A decade ago SOLACE (Society of Local Authority Chief Executives) produced a document that looked at possible future scenarios for local government (Rebirth or Stillbirth?). It warned of an obsession with targets, processes, and inspections, which would result in the actual services experienced by the public being degraded, or worse not meeting its needs.
About a month ago I went to a care conference sponsored by Vanguard Consulting and the contributions from local authority guest speakers (both front line staff and managers) highlighted a number of key issues that bedevil both children’s and adult care services at the moment. The typical issues are:
• It is easier to give any service rather than what a client wants or needs. Staff are customer focused, but many current systems are not, and this is made worse by targets. For example a Midlands council discovered that when it checked 28 cases, 4 were new, and 24 were revisits of old cases, and they also discovered there is an alternative universe where staff are doing private deals to get things done and give the client what they want or need
• A tendency to try and “close” cases as soon as possible as it “reassures” managers, and ultimately politicians and the media, that things are alright
• There is simply too much information to process on a daily basis
• Too much work is failure demand (i.e. re-dealing with old cases, rather than new cases). And the system has too many stages in the process and hence is slow and fails to meet customer needs in a timely fashion. For example, a council set out the issues with its Disabled Facilities Grant system: preventable demand was 71% of the work and there were 291 steps to the grant process, of which only 20 were required
• The way to cope with failure demand to date has been to raise thresholds to make it more difficult to access services, ultimately leading to higher costs – as inevitably only the most difficult and expensive cases are handled. In other words, work focuses on crisis and not prevention
• Too much energy is spent on monitoring cases, and not solving problems
• The current situation is pre-occupied with assessment, which then unlocks care and treatment. This often results in people getting simple help too late, and particularly for the elderly, this means their quality of life deteriorates, and they then require more expensive interventions
• There is genuine confusion about the role and understanding of the skills the staff have. The current system asks them to carry out roles (e.g. IT based work) for which they are not trained professionally
All of which sounds terribly depressing and could confirm that SOLACE’s warnings were right, yet I believe there is considerable hope for the future.

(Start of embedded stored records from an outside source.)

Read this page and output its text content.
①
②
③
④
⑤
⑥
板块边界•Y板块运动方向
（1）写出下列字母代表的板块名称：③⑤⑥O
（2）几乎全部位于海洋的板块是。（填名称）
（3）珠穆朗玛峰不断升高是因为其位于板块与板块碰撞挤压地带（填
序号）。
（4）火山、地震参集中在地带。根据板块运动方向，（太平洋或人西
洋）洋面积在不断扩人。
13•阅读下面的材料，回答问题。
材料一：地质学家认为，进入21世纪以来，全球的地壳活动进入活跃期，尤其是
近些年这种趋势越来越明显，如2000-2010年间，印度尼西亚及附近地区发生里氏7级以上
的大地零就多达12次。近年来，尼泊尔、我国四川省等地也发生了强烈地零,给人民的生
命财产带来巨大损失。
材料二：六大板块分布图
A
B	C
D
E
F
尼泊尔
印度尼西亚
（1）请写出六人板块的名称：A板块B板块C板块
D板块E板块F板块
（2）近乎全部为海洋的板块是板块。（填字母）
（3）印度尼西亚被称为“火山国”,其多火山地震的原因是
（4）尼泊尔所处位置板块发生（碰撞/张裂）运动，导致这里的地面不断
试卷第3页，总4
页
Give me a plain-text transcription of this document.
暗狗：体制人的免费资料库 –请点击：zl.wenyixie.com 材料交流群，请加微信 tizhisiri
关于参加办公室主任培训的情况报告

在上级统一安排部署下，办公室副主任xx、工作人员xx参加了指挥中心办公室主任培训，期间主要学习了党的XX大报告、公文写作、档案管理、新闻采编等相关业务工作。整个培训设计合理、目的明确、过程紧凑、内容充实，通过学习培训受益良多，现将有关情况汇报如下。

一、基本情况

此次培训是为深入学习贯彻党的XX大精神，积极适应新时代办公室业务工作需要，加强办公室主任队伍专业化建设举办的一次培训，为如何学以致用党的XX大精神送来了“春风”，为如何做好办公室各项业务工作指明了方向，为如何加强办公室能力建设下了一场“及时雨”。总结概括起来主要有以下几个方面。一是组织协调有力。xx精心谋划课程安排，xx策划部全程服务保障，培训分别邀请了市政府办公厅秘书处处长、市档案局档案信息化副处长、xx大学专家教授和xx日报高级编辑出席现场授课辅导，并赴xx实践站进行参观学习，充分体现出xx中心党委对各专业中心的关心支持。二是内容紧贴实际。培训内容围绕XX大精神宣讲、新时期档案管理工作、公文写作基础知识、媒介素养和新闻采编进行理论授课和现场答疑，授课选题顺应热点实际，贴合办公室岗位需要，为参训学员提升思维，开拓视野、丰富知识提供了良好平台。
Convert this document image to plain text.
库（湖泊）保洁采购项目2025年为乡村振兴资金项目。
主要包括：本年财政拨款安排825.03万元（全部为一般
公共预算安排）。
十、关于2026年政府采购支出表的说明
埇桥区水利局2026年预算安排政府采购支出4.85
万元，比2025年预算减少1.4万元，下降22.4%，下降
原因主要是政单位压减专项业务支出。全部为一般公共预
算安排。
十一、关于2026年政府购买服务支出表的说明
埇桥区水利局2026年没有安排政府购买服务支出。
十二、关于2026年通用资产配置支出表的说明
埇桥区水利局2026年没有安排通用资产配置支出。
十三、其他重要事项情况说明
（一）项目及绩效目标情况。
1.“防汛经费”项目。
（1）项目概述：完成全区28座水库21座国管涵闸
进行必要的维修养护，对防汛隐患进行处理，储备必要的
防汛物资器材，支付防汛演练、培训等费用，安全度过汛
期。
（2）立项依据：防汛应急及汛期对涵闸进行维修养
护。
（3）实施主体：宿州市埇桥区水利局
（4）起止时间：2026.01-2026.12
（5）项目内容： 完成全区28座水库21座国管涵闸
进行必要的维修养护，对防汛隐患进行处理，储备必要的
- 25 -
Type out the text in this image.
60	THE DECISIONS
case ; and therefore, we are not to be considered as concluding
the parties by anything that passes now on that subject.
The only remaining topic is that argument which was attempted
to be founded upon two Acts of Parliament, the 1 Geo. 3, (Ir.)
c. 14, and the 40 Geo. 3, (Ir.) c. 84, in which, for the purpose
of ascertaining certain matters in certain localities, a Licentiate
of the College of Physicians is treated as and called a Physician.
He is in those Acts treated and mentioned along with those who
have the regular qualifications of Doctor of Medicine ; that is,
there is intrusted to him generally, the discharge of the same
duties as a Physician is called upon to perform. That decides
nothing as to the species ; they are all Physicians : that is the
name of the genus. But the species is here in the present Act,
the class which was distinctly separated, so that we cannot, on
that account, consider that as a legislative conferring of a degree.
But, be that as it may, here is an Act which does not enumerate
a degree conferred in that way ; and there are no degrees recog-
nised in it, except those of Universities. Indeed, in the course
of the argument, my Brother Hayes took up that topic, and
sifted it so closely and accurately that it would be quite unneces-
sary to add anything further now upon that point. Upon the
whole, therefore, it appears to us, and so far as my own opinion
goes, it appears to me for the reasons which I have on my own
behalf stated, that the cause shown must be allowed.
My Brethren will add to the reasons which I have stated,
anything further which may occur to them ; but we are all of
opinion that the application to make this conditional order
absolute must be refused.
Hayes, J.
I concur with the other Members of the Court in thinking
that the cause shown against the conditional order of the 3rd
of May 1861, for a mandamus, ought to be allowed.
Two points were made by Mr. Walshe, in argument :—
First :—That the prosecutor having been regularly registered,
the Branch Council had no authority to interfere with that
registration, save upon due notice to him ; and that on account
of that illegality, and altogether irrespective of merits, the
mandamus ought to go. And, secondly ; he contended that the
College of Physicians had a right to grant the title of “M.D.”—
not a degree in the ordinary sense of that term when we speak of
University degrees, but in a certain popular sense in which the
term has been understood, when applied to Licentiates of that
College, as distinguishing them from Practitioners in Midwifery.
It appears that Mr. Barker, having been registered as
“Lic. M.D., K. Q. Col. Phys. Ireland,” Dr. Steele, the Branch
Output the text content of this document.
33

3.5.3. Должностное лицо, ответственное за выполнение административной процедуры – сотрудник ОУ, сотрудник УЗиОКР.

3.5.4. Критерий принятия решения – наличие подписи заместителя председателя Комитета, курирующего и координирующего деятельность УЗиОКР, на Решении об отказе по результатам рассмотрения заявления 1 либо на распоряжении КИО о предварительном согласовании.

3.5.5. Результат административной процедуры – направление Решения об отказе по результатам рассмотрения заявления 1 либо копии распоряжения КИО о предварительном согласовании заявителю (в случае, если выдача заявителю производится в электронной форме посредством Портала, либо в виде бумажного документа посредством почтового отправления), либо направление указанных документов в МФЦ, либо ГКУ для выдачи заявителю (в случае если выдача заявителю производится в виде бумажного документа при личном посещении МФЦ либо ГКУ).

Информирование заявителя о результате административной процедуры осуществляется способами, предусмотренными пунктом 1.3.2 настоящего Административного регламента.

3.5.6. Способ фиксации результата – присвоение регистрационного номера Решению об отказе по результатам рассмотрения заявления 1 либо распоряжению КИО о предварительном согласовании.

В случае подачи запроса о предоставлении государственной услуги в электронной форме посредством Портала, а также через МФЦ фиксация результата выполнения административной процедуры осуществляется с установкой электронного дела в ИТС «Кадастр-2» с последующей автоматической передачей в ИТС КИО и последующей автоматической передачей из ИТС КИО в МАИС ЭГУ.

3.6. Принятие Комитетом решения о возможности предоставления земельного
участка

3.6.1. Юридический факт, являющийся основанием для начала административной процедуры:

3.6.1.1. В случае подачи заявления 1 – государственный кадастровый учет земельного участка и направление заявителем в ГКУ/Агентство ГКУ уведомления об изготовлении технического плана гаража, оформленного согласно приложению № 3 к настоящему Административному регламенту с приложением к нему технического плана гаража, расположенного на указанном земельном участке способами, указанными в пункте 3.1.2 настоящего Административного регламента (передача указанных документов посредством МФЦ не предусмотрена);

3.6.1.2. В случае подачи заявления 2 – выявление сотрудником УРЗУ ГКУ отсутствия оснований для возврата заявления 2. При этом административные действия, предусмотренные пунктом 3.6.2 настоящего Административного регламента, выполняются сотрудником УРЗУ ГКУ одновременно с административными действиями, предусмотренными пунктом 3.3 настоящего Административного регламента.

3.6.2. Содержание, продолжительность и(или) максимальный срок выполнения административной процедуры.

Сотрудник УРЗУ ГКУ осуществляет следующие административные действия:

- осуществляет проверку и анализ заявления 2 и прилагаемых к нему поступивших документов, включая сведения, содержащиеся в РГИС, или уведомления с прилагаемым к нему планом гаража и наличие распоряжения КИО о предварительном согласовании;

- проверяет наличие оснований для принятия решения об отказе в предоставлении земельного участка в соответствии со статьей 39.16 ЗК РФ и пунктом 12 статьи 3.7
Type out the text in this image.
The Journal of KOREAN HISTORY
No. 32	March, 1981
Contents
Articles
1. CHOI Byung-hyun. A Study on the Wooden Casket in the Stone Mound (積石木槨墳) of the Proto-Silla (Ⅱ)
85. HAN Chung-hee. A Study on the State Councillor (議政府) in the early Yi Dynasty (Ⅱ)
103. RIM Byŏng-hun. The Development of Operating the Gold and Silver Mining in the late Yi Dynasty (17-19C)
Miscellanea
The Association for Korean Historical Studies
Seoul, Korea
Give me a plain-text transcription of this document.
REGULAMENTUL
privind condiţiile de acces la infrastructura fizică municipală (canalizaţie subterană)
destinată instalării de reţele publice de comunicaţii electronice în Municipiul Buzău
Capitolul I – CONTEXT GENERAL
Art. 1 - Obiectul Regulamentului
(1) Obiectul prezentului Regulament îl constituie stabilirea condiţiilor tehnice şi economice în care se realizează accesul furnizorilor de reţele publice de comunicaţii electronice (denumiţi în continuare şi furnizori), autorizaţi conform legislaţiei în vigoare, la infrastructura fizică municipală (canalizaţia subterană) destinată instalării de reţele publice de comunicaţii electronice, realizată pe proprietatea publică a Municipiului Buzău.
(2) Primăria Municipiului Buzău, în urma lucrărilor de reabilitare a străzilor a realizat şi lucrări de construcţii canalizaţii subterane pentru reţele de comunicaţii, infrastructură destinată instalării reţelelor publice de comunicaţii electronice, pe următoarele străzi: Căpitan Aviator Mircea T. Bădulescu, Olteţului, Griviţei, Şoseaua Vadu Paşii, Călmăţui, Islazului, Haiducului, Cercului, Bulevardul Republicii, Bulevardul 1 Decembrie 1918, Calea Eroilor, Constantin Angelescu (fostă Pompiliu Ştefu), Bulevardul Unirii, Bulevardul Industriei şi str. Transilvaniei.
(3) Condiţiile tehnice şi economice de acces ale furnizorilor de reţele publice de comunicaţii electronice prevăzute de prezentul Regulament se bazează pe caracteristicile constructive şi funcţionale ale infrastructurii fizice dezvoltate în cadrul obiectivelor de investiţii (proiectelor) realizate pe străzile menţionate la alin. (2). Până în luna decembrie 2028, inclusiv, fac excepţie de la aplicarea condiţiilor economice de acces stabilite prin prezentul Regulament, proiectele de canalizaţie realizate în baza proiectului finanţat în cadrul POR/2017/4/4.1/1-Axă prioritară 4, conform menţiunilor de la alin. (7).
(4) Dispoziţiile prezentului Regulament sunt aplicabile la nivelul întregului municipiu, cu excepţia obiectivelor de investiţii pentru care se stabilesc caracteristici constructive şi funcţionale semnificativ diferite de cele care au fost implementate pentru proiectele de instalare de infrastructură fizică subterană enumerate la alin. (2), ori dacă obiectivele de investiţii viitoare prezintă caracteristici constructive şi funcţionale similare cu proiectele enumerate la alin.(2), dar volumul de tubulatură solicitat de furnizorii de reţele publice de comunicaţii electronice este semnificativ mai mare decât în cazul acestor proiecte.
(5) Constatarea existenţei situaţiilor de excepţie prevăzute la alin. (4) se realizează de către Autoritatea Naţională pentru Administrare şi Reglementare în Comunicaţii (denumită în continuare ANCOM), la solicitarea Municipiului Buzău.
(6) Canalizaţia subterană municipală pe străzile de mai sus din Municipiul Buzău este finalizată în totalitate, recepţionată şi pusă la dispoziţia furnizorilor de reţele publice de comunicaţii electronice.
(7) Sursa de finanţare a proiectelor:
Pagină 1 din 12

Now we know the problems we can do something about it. I think there is now widespread acceptance that the top-down process and target-driven approach to running public services (usually steered from Whitehall), that has characterised the last 15 years or more, has not worked. If anything it has driven up costs, failed to deliver what people want and caused public service professionals much pain. There is a realisation that the public really do want services from high quality, highly trained professionals who spend time with them, rather than filling out forms or being on the end of a phone line. Consequently I think there is an increasing focus on the “front line” and what it is doing, rather than looking over the shoulder at inspectors and “the centre”. And services should be designed around the customer and led by inspired and motivated leaders, rather than designed around a target or process and driven by “back room” staff. As the ultimate test of any service (public or private) is that if the customer is happy and gets what s/he wants or needs, then that is all that should be delivered, not all the current “extra” paraphernalia that just gets in the way.